Вся эта история тяжело отразилась на Курте (Фридман умолял Литовского не рассказывать Розендорфу, но тот заупрямился, желая «исполнить товарищеский долг»…). Утром на репетиции оркестра я увидела в пронизанном болью взгляде Розендорфа вопрос, трепетавший у него на кончиках век. Репетиция квартета после обеда совершенно разладилась. Слабые мужчины хуже детей, когда гнев, в котором они не хотят сознаться, вызывает у них непредсказуемые реакции. Всякое пустячное разногласие разрасталось до масштабов войны всех со всеми. Мне было жаль Розендорфа, как родителям жаль ребенка, который жалуется на несуществующие боли, желая, чтобы на него обратили внимание.
У меня больше не было сомнений в том, что Курт любит меня тайной, отрекающейся любовью. Такая любовь не обязательно тяжела. Покуда это всего лишь неясное чувство, которое испытываешь к милому человеку, не желая от него ничего, кроме того, чтобы он существовал и был с тобой приветлив, такая влюбленность даже приятна, особенно когда она не слишком серьезна. Она может принести тихую радость без всяких страданий.
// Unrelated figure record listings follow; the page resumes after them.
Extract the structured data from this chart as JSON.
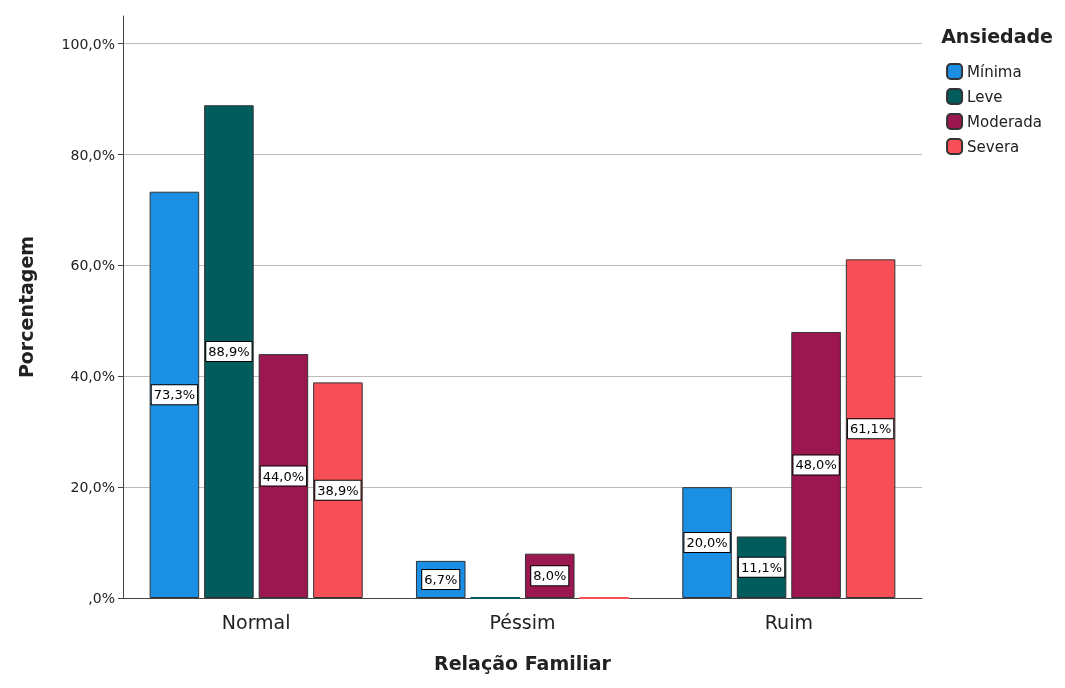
{
  "chart_data": {
    "type": "bar",
    "xlabel": "Relação Familiar",
    "ylabel": "Porcentagem",
    "legend_title": "Ansiedade",
    "categories": [
      "Normal",
      "Péssim",
      "Ruim"
    ],
    "series": [
      {
        "name": "Mínima",
        "color": "#1a8fe3",
        "values": [
          73.3,
          6.7,
          20.0
        ],
        "value_labels": [
          "73,3%",
          "6,7%",
          "20,0%"
        ]
      },
      {
        "name": "Leve",
        "color": "#015c5c",
        "values": [
          88.9,
          0,
          11.1
        ],
        "value_labels": [
          "88,9%",
          null,
          "11,1%"
        ]
      },
      {
        "name": "Moderada",
        "color": "#9c1650",
        "values": [
          44.0,
          8.0,
          48.0
        ],
        "value_labels": [
          "44,0%",
          "8,0%",
          "48,0%"
        ]
      },
      {
        "name": "Severa",
        "color": "#f74f57",
        "values": [
          38.9,
          0,
          61.1
        ],
        "value_labels": [
          "38,9%",
          null,
          "61,1%"
        ]
      }
    ],
    "ylim": [
      0,
      105
    ],
    "yticks": [
      {
        "value": 0,
        "label": ",0%"
      },
      {
        "value": 20,
        "label": "20,0%"
      },
      {
        "value": 40,
        "label": "40,0%"
      },
      {
        "value": 60,
        "label": "60,0%"
      },
      {
        "value": 80,
        "label": "80,0%"
      },
      {
        "value": 100,
        "label": "100,0%"
      }
    ],
    "grid": "y",
    "legend": "top right"
  }
}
Но как только чувство становится серьезным, тут же просыпаются все тяготы безответной любви — мрачные позывы страсти, уязвленное самолюбие, возникает атмосфера ненадежности, окутывающая встречу людей, не позволяющих себе поддаться сексуальному притяжению и приближающихся друг к другу со смешными хитростями.
Розендорф не ухаживает за мной. Он лишен этой степени вульгарности. Но теперь в его глазах зажегся огонек вожделения. Если я раздвигаю ноги к услугам каждого встречного, так почему бы и ему не поживиться? Должно быть, и распутные мысли облекаются в его голове в чистые слова, и даже в своем воображении он обращается с моим телом достаточно деликатно, с уважением и признательностью. И все-таки меня злит мысль, что он позволил себе захотеть меня только после разговора с Литовским. Как будто теперь, когда ему стало известно, что я женщина распутная и не слишком разборчива, можно и ему прихватить то, что плохо лежит.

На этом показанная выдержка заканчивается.